Viotti’s concerti 21-26, including the extraordinary No 22 (dedicated to Cherubini), were from now on labelled from A to F.  ; the quartet transcription of his Duos Op 19 appeared as lettre A. He seems to have made the change as a direct result of his reunion with Rode, Cherubini and Kreutzer in Paris, following the Peace of Amiens.

           Viotti’s Duos had set new standards of democracy in chamber music. This ideal had been never actively sought in composition or performance until their appearance.  It is generally agreed that great Viennese chamber works, set the standards for a democratic notion of composition.  This is very far from the truth, as any performance of a Beethoven quartet will reveal.
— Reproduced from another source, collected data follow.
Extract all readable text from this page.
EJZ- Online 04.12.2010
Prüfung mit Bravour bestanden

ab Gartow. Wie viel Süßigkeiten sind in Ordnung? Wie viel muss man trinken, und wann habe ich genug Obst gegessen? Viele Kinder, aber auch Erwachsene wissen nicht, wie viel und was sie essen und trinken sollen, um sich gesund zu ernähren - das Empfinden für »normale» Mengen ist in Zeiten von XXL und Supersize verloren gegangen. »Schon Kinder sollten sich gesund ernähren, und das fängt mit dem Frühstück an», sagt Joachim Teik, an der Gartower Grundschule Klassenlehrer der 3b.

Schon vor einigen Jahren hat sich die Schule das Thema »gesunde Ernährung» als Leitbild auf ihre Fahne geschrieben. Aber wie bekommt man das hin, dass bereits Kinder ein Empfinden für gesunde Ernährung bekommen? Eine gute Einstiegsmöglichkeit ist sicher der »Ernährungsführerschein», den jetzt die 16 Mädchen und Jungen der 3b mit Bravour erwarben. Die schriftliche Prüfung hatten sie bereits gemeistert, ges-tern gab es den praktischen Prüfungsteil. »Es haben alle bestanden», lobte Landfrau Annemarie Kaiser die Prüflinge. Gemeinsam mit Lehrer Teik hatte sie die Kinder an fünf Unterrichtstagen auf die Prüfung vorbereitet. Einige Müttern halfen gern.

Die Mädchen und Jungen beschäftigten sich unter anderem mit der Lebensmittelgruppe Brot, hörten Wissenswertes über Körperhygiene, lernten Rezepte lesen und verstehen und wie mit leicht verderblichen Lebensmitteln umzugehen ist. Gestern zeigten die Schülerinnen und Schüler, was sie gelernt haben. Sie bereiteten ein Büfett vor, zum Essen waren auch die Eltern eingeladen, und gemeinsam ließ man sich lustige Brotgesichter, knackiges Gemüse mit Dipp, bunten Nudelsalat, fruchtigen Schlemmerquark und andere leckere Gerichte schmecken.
It has taken composers such as Michael Finnissy (1946- ) and John Cage (1912-1992) to restore Viotti’s standards of egalité to the medium.

Viotti’s Concerto No 22, dedicated to Cherubini, was first performed in 1794. It was not published for nine years, “as Concerto de Violon B by the Magasin de Musique of which Cherubini, Méhul, Kreutzer, Rode, Isouard and Boildieu were proprietors.”
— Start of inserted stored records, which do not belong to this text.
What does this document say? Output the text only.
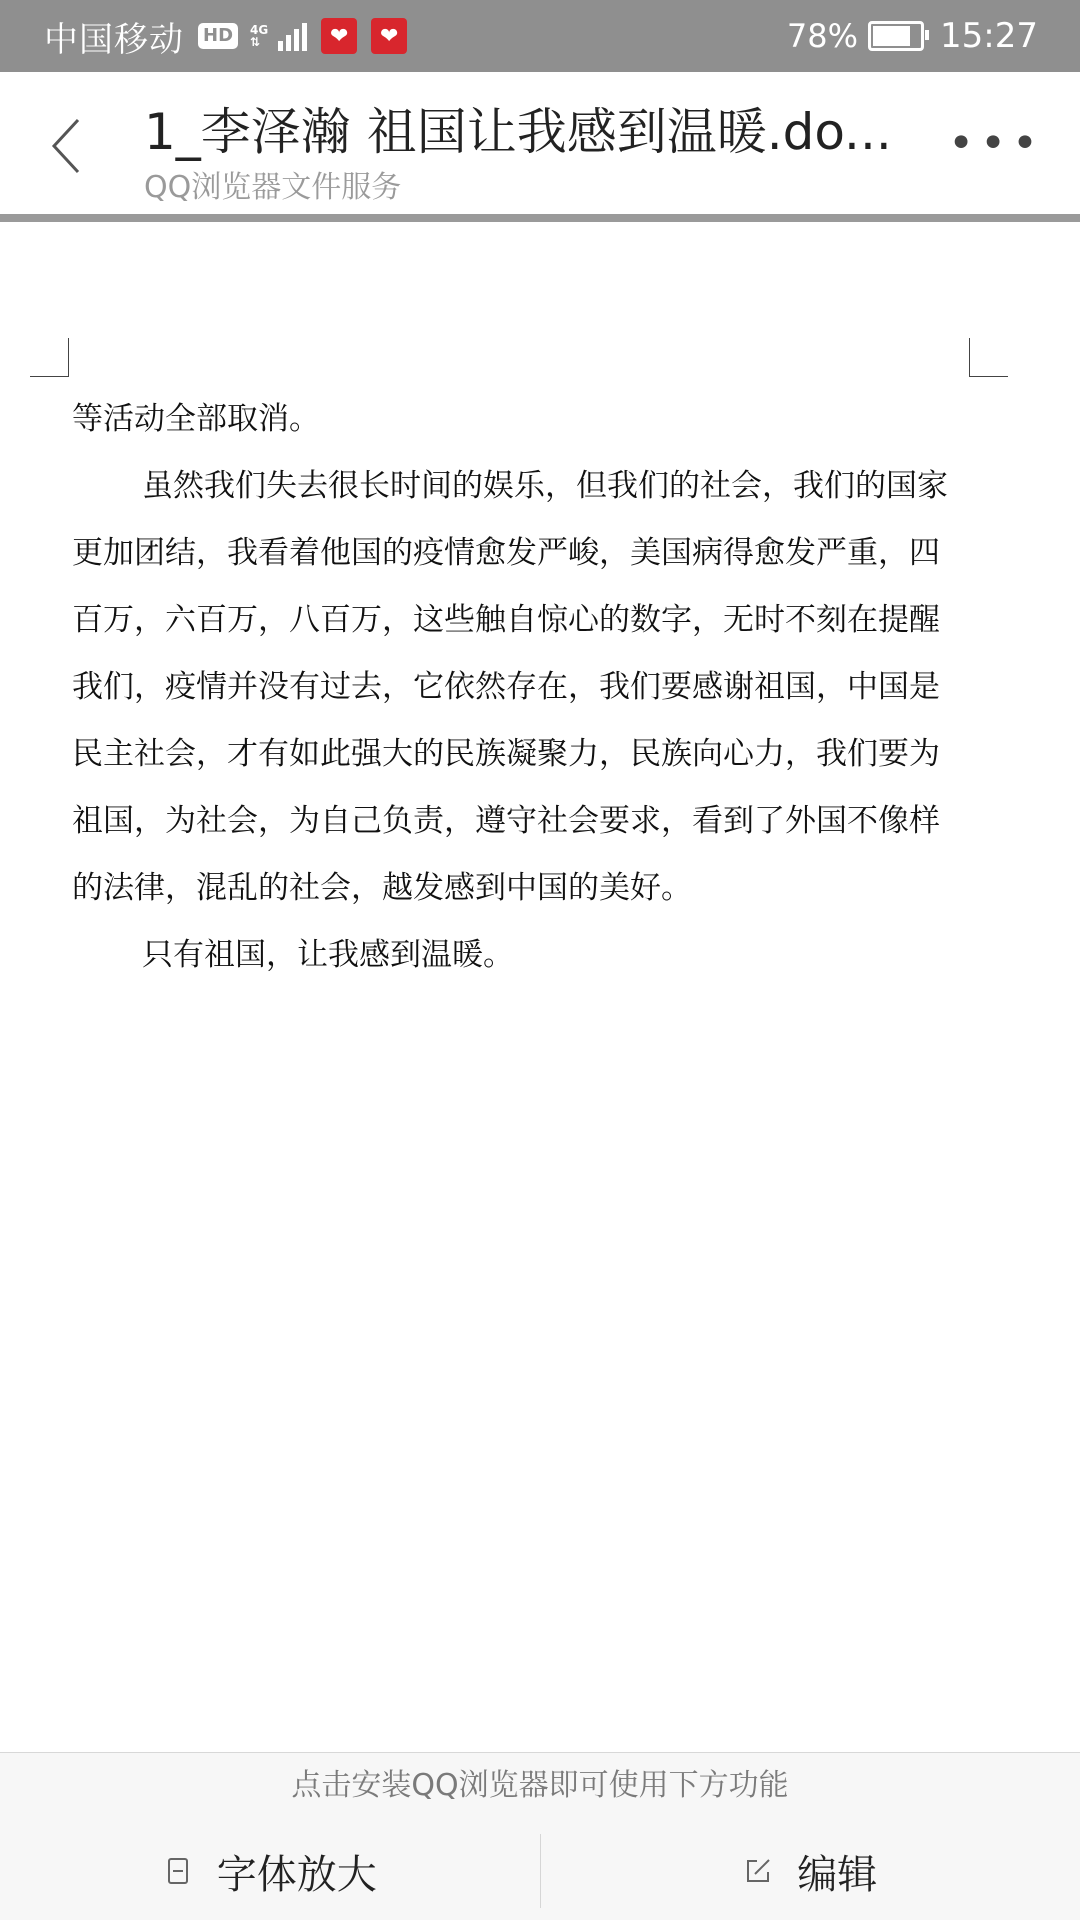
中国移动 HD	4G
⇅	❤	❤	78% 15:27
1_李泽瀚 祖国让我感到温暖.do...
QQ浏览器文件服务
•••

等活动全部取消。

虽然我们失去很长时间的娱乐，但我们的社会，我们的国家更加团结，我看着他国的疫情愈发严峻，美国病得愈发严重，四百万，六百万，八百万，这些触自惊心的数字，无时不刻在提醒我们，疫情并没有过去，它依然存在，我们要感谢祖国，中国是民主社会，才有如此强大的民族凝聚力，民族向心力，我们要为祖国，为社会，为自己负责，遵守社会要求，看到了外国不像样的法律，混乱的社会，越发感到中国的美好。

只有祖国，让我感到温暖。

点击安装QQ浏览器即可使用下方功能
字体放大	编辑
Viotti, Rode and Kreutzer’s concerti redefined the medium.  Beethoven’s approach to the concertante violin can be traced back to Viotti’s early concerti; the elegant tread of his Violin Concerto, the classical lyricism of his two Romances, and the military feel of much of his Triple Concerto would have been inconceivable without the idealised air of these works.

The concerto cycles composed by Rodolphe Kreutzer and Viotti resulted from periods of enforced inactivity or permanent residence in one city.  The production of major works is not easy when an artist is constantly touring.  Nicolo Paganini began his international career in 1828, after which his compositional output petered out.
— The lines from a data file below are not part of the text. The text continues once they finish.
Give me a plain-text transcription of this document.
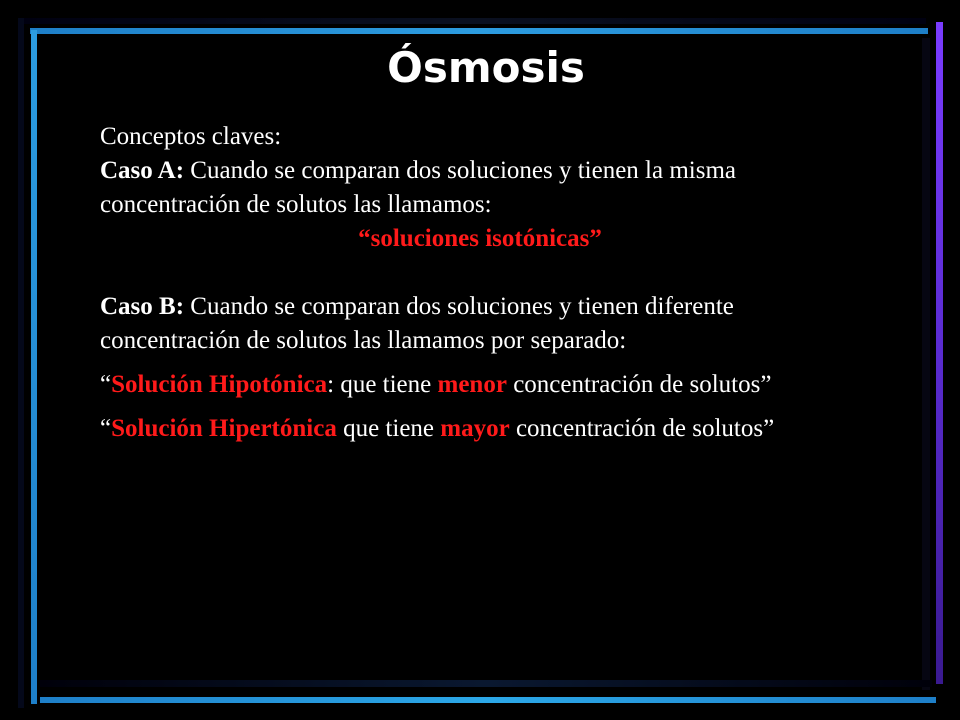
Ósmosis

Conceptos claves:

Caso A: Cuando se comparan dos soluciones y tienen la misma concentración de solutos las llamamos:

“soluciones isotónicas”

Caso B: Cuando se comparan dos soluciones y tienen diferente concentración de solutos las llamamos por separado:

“Solución Hipotónica: que tiene menor concentración de solutos”

“Solución Hipertónica que tiene mayor concentración de solutos”
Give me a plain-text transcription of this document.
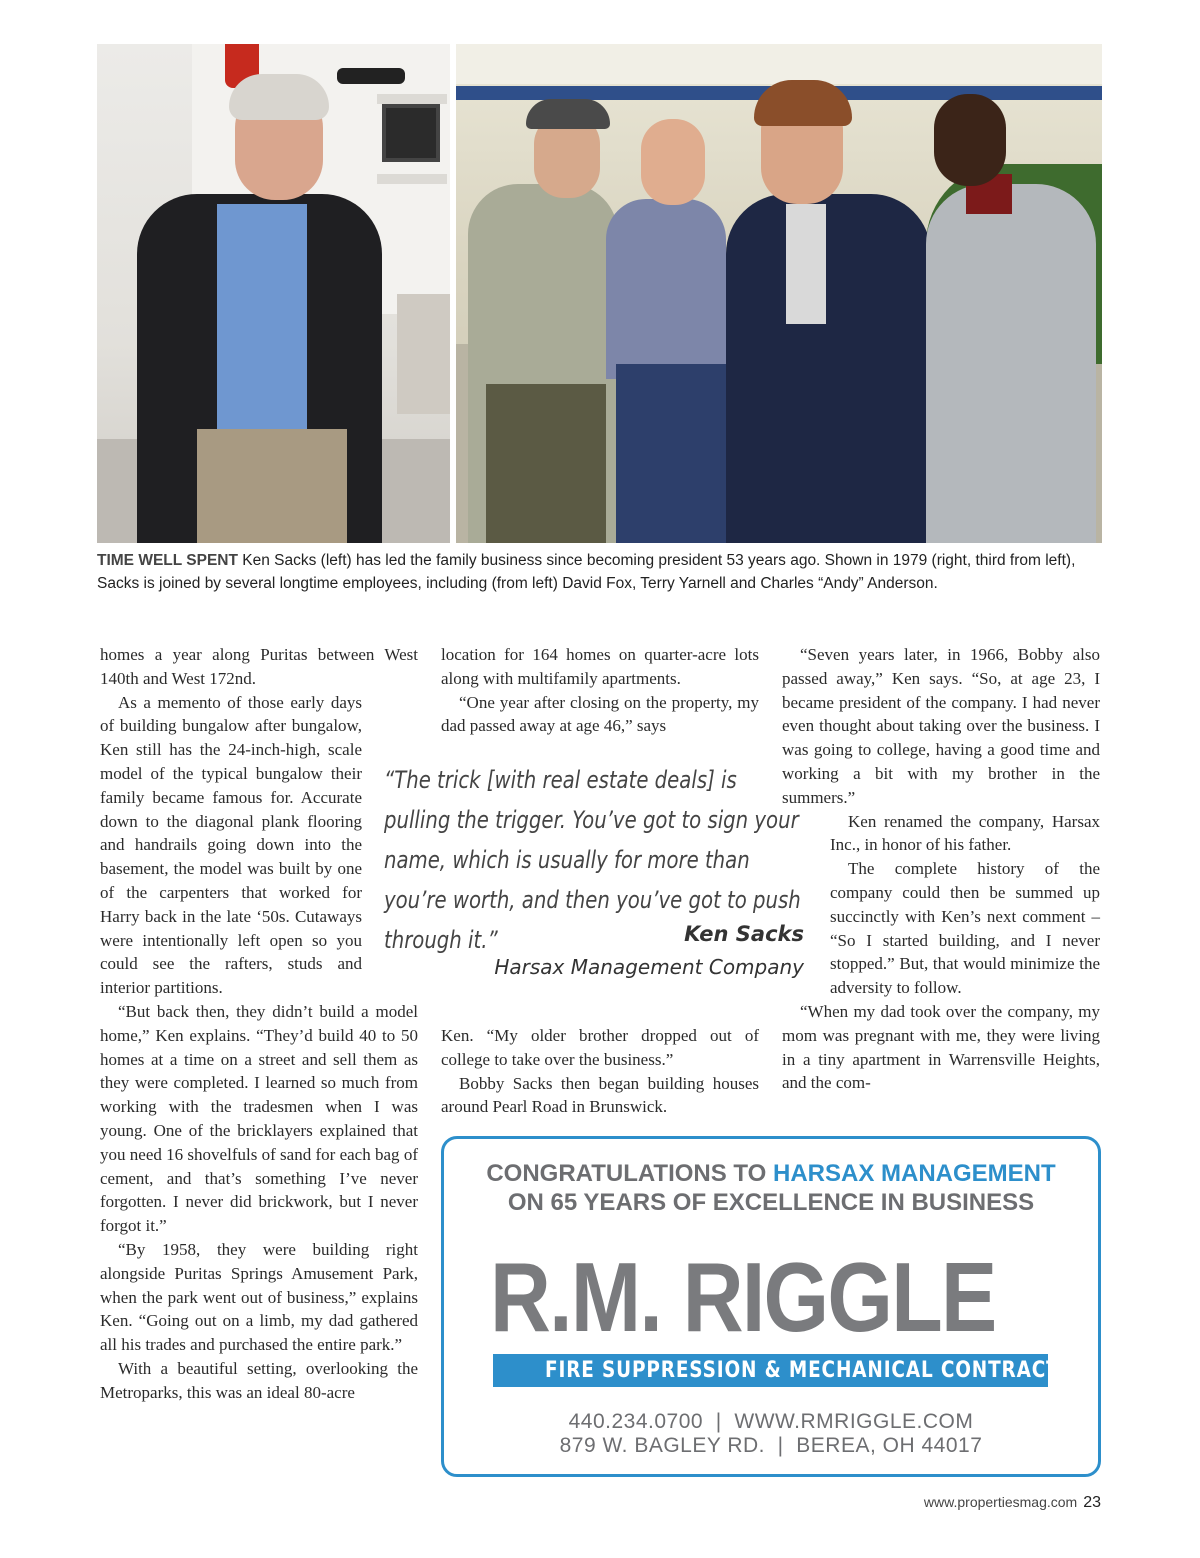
TIME WELL SPENT Ken Sacks (left) has led the family business since becoming president 53 years ago. Shown in 1979 (right, third from left), Sacks is joined by several longtime employees, including (from left) David Fox, Terry Yarnell and Charles “Andy” Anderson.

homes a year along Puritas between West 140th and West 172nd.

As a memento of those early days of building bungalow after bungalow, Ken still has the 24-inch-high, scale model of the typical bungalow their family became famous for. Accurate down to the diagonal plank flooring and handrails going down into the basement, the model was built by one of the carpenters that worked for Harry back in the late ‘50s. Cutaways were intentionally left open so you could see the rafters, studs and interior partitions.

“But back then, they didn’t build a model home,” Ken explains. “They’d build 40 to 50 homes at a time on a street and sell them as they were completed. I learned so much from working with the tradesmen when I was young. One of the bricklayers explained that you need 16 shovelfuls of sand for each bag of cement, and that’s something I’ve never forgotten. I never did brickwork, but I never forgot it.”

“By 1958, they were building right alongside Puritas Springs Amusement Park, when the park went out of business,” explains Ken. “Going out on a limb, my dad gathered all his trades and purchased the entire park.”

With a beautiful setting, overlooking the Metroparks, this was an ideal 80-acre

location for 164 homes on quarter-acre lots along with multifamily apartments.

“One year after closing on the property, my dad passed away at age 46,” says

“The trick [with real estate deals] is pulling the trigger. You’ve got to sign your name, which is usually for more than you’re worth, and then you’ve got to push through it.”	Ken Sacks
Harsax Management Company

Ken. “My older brother dropped out of college to take over the business.”

Bobby Sacks then began building houses around Pearl Road in Brunswick.

“Seven years later, in 1966, Bobby also passed away,” Ken says. “So, at age 23, I became president of the company. I had never even thought about taking over the business. I was going to college, having a good time and working a bit with my brother in the summers.”

Ken renamed the company, Harsax Inc., in honor of his father.

The complete history of the company could then be summed up succinctly with Ken’s next comment – “So I started building, and I never stopped.” But, that would minimize the adversity to follow.

“When my dad took over the company, my mom was pregnant with me, they were living in a tiny apartment in Warrensville Heights, and the com-

CONGRATULATIONS TO HARSAX MANAGEMENT
ON 65 YEARS OF EXCELLENCE IN BUSINESS
R.M. RIGGLE
FIRE SUPPRESSION & MECHANICAL CONTRACTOR
440.234.0700  |  WWW.RMRIGGLE.COM
879 W. BAGLEY RD.  |  BEREA, OH 44017
www.propertiesmag.com 23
Kreutzer’s concertos laid the foundations for an entire tradition of the virtuoso concerti which followed, most notably Concertante works of Nicolo Paganini, which are clearly based on his works. Paganini seems to have been keen to demonstrate the seriousness of his approach by playing the works of the French ‘revolutionary’ generation in the German speaking countries. He often played concerti by Rode and Kreutzer, albeit with his own slow movements inserted.  He was cautious about performing the Viotti, but made a particular effort to obtain and play his extraordinary Violin Duos.   However, under the right circumstances, perhaps when challenged, he was willing to take up the challenge of Viotti’s concerti.  He made an effort to contact Viotti, through Hérold, in 1820, but the two never met. 

Paganini’s last concert in Vienna on the 30th June 1828, consisted of the Bunte of Weber and Mozart overtures which often fleshed out up his concerts, plusthe work that had probably gained him the appellation KammerVirtuos SrMajestät des Kaiser von Oesterreich, his Variations on Gott Erhalte Franz der Kaiser. In addition, the playbill announced, “Erster Satz eines Concerts von Viotti, zum erste Mahle vorgetragen vom Concertgeber.”  (First movement of a Concerto by Viotti, played for the first time by the Concertgiver). Apparently, Paganini wanted his audience to know that this was the first time that he had played this Viotti concerto. This was a very public ommagio to the père créateur

On his deathbed, Paganini whispered to Cammillo Sivori, his only pupil: “Go to Paris, Study there-there all great artists beget their reputations.  Go to Paris.  After Paris there is nothing.”